- Directed by: Victor Schertzinger
- Screenplay by: James Kevin McGuinness
- Based on: The Secret Studio by Hazel Livingston
- Starring: Olive Borden John Holland Noreen Phillips Ben Bard Kate Bruce Joseph Cawthorn
- Cinematography: Glen MacWilliams
- Production company: Fox Film Corporation
- Distributed by: Fox Film Corporation
- Release date: June 19, 1927;
- Running time: 60 minutes
- Country: United States
- Language: Silent (English intertitles)

= The Secret Studio =

1927 film

The Secret Studio is a 1927 American silent drama film directed by Victor Schertzinger and written by James Kevin McGuinness. The film stars Olive Borden, John Holland, Noreen Phillips, Ben Bard, Kate Bruce, and Joseph Cawthorn.
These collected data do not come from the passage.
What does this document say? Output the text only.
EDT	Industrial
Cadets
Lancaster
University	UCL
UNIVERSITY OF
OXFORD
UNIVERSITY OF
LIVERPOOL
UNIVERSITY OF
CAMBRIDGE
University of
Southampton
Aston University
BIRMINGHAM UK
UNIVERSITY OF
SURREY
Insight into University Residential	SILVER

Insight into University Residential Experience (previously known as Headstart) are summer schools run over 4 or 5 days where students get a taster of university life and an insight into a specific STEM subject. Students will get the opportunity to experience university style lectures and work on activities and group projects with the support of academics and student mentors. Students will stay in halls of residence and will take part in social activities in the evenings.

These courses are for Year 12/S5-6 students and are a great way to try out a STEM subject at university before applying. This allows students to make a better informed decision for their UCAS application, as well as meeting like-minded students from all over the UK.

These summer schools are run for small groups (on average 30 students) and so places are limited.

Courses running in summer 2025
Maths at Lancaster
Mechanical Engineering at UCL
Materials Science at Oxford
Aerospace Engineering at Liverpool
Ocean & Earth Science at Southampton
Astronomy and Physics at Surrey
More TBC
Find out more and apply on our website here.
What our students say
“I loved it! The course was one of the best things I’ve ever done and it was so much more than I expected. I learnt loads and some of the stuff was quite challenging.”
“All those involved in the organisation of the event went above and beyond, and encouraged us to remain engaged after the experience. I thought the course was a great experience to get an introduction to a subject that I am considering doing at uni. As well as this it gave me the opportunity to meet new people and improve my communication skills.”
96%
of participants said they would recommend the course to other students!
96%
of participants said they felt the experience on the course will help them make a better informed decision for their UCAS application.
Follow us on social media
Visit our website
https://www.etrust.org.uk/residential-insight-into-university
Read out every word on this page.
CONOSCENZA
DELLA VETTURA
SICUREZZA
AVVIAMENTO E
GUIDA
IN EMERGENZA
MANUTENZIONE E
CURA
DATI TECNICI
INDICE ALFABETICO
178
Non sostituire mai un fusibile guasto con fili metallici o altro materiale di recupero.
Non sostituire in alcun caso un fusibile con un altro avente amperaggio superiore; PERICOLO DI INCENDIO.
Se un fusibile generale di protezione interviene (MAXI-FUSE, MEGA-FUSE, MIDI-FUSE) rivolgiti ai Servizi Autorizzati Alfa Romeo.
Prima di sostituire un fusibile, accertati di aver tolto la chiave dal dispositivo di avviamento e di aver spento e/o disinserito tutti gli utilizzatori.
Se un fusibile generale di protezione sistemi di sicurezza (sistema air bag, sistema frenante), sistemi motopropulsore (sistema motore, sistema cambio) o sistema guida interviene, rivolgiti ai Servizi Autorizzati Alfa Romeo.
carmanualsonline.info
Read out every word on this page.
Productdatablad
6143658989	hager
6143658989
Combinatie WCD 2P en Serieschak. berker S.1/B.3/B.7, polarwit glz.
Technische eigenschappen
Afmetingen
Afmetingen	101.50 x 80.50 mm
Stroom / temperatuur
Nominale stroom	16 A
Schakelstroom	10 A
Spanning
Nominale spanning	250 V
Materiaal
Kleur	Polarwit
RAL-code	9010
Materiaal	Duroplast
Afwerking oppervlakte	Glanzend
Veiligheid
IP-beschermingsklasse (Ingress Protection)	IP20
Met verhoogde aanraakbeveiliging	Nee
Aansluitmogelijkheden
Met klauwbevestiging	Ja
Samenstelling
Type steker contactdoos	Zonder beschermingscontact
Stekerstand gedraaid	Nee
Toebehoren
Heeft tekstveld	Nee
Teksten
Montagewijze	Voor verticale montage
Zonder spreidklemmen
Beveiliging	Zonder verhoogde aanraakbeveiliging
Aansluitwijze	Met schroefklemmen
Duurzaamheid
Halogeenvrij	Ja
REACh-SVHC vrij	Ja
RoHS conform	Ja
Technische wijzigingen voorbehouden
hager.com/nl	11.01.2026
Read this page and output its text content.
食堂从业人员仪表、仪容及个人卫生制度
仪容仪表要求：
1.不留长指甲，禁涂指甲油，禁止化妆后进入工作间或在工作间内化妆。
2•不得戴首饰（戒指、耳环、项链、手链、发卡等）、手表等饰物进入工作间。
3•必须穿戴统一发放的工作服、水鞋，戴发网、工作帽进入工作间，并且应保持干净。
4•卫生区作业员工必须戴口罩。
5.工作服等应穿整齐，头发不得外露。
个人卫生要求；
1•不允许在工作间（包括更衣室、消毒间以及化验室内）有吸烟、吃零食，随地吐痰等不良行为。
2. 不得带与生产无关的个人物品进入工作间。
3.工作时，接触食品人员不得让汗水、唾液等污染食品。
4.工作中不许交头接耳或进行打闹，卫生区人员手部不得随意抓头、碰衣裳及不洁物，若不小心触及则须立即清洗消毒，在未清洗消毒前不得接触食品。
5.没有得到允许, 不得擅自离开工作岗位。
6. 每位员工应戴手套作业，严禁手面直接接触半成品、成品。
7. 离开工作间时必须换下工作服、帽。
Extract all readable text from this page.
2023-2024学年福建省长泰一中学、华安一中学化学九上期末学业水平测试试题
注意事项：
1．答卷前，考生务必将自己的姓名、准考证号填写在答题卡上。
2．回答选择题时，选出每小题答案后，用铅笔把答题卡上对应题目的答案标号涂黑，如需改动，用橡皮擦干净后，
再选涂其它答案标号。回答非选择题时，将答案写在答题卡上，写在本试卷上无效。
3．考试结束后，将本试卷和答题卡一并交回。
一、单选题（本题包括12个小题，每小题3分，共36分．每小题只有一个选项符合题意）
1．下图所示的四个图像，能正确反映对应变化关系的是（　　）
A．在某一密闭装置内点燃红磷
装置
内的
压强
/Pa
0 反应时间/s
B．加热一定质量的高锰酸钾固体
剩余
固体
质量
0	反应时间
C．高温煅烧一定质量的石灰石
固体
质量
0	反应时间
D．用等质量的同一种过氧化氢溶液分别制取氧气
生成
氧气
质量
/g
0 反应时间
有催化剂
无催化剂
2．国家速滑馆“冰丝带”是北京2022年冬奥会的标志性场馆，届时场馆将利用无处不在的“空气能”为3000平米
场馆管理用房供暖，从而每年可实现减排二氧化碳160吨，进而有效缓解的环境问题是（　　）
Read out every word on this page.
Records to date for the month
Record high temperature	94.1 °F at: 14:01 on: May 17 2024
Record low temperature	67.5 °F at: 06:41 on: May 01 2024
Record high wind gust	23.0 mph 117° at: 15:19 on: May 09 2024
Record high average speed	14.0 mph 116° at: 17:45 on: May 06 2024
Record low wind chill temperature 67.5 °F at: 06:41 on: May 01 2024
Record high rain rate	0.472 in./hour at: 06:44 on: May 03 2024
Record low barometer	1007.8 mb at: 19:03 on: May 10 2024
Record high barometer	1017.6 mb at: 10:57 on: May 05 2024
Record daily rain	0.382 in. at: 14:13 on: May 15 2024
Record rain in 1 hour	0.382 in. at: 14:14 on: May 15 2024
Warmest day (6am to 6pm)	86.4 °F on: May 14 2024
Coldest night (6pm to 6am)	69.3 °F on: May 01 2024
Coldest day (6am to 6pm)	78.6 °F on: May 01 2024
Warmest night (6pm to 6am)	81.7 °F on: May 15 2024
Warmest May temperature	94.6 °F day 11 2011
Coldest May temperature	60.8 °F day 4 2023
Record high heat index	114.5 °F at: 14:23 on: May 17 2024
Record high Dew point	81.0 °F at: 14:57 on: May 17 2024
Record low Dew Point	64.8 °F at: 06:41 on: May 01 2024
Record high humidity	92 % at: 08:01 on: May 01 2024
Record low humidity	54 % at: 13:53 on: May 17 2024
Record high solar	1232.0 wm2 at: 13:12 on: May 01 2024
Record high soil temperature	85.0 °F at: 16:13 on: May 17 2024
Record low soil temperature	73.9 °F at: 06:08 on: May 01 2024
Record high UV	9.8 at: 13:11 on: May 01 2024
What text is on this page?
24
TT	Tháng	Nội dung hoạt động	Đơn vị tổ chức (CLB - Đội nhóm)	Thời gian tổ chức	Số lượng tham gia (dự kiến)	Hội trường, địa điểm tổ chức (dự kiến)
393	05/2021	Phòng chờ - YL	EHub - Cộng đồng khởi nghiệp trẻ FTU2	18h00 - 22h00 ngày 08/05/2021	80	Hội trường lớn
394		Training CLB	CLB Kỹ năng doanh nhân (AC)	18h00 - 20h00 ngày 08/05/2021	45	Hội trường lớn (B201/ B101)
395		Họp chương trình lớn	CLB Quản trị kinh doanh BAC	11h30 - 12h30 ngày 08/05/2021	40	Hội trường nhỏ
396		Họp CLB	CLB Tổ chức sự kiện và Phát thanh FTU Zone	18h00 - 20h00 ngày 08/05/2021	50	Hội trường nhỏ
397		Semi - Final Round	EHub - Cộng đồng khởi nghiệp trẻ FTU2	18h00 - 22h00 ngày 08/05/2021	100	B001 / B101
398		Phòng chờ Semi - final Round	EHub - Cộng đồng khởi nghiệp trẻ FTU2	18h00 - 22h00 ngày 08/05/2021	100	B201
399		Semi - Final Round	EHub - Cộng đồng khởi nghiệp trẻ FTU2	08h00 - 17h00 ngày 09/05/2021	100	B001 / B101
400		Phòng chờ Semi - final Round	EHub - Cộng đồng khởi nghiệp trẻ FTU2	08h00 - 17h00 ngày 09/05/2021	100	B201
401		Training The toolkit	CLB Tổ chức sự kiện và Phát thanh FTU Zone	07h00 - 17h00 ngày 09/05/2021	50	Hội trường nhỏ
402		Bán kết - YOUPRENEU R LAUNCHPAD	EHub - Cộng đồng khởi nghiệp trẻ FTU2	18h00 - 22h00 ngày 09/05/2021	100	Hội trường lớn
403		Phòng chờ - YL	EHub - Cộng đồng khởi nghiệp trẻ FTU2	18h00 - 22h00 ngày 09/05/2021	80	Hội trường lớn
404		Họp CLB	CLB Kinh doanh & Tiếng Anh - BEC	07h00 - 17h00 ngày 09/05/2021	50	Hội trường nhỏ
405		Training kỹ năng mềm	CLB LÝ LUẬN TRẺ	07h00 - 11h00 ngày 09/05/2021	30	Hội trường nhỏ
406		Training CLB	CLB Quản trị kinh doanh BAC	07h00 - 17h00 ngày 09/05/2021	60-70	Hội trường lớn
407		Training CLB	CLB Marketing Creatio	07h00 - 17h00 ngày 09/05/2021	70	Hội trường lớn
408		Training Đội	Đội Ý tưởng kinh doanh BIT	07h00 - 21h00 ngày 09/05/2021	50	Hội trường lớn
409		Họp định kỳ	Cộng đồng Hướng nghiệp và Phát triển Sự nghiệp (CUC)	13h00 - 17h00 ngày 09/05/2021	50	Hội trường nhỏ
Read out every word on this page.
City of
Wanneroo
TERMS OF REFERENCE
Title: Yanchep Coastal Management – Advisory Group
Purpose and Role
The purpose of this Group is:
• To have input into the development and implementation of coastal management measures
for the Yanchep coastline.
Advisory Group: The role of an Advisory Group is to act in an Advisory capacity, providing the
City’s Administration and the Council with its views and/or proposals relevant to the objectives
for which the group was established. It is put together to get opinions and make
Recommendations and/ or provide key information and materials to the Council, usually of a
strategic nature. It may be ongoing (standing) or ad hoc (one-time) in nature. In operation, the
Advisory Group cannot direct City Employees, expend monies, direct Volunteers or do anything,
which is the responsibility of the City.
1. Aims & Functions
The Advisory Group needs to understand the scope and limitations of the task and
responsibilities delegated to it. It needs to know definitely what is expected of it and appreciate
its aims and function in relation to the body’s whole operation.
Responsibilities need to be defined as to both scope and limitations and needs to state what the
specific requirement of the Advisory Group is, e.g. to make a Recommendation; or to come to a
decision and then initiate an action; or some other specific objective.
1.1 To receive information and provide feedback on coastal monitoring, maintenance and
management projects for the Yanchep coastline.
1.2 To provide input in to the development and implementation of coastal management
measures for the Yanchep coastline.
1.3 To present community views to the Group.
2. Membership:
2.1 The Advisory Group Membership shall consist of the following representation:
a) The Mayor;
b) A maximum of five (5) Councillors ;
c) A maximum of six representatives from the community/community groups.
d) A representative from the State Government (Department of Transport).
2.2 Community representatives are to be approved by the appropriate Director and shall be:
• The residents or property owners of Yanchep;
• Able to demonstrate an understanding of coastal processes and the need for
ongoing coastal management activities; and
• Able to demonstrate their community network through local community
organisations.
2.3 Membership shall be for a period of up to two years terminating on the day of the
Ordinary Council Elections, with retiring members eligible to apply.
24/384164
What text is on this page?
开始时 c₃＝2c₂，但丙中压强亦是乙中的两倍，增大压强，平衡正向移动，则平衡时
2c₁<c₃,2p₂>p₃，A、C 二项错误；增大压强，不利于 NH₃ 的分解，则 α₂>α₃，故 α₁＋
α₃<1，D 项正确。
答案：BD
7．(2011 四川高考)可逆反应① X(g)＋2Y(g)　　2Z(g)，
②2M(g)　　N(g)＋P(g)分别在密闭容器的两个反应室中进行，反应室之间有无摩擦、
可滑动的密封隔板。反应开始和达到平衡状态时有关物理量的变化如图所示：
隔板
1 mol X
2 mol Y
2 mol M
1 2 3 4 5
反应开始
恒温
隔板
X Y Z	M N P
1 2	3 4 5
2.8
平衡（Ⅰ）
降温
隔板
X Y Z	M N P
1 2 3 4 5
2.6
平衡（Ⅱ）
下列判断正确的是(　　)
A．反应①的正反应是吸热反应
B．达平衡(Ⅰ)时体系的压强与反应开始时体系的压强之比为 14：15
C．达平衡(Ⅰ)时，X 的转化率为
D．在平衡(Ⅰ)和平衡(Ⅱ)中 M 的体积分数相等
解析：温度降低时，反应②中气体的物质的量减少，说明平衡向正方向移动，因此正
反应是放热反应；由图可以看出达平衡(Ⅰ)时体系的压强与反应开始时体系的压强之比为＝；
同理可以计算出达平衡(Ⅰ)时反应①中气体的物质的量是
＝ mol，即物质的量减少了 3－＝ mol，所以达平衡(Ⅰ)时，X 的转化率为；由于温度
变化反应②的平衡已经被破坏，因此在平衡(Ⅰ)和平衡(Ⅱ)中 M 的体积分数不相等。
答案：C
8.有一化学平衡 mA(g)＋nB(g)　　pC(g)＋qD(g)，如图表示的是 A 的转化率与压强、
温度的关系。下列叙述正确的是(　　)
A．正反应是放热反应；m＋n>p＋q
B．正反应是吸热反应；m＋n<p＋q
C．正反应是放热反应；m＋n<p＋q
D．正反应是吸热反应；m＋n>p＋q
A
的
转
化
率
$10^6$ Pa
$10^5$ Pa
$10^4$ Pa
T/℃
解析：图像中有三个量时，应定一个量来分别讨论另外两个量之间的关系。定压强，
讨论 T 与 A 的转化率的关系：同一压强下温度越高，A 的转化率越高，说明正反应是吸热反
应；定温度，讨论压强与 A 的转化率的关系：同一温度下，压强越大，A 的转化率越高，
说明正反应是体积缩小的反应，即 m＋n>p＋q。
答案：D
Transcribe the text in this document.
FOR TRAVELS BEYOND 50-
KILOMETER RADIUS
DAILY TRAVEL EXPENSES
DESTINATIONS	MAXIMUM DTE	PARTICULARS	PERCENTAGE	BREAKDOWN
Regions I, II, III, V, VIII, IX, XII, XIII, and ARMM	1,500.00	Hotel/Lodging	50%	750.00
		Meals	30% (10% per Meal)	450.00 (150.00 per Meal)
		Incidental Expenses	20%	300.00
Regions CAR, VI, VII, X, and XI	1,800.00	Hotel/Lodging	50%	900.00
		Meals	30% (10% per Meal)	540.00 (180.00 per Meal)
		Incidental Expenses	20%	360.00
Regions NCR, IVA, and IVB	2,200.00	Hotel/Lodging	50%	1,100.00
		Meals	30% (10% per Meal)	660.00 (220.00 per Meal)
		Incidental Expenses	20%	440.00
The film was released on June 19, 1927, by Fox Film Corporation.

==Cast==
- Olive Borden as Rosemary Merton
- John Holland as Sloan Whitney
- Noreen Phillips as Elsie Merton
- Ben Bard as Larry Kane
- Kate Bruce as Ma Merton
- Joseph Cawthorn as Pa Merton
- Margaret Livingston as Nina Clark
- Walter McGrail as Mr. Kyler
- Lila Leslie as Mrs. Kyler
- Ned Sparks as The Plumber

==Censorship==
When The Secret Studio was released, many states and cities in the United States had censor boards that could require cuts or other eliminations before the film could be shown. The Kansas censor board ordered a cut of a scene where a character reads a newspaper with the headline, "Nude Model Blinds Artist in Love Row."

==Preservation==
The Secret Studio is considered to be a lost film.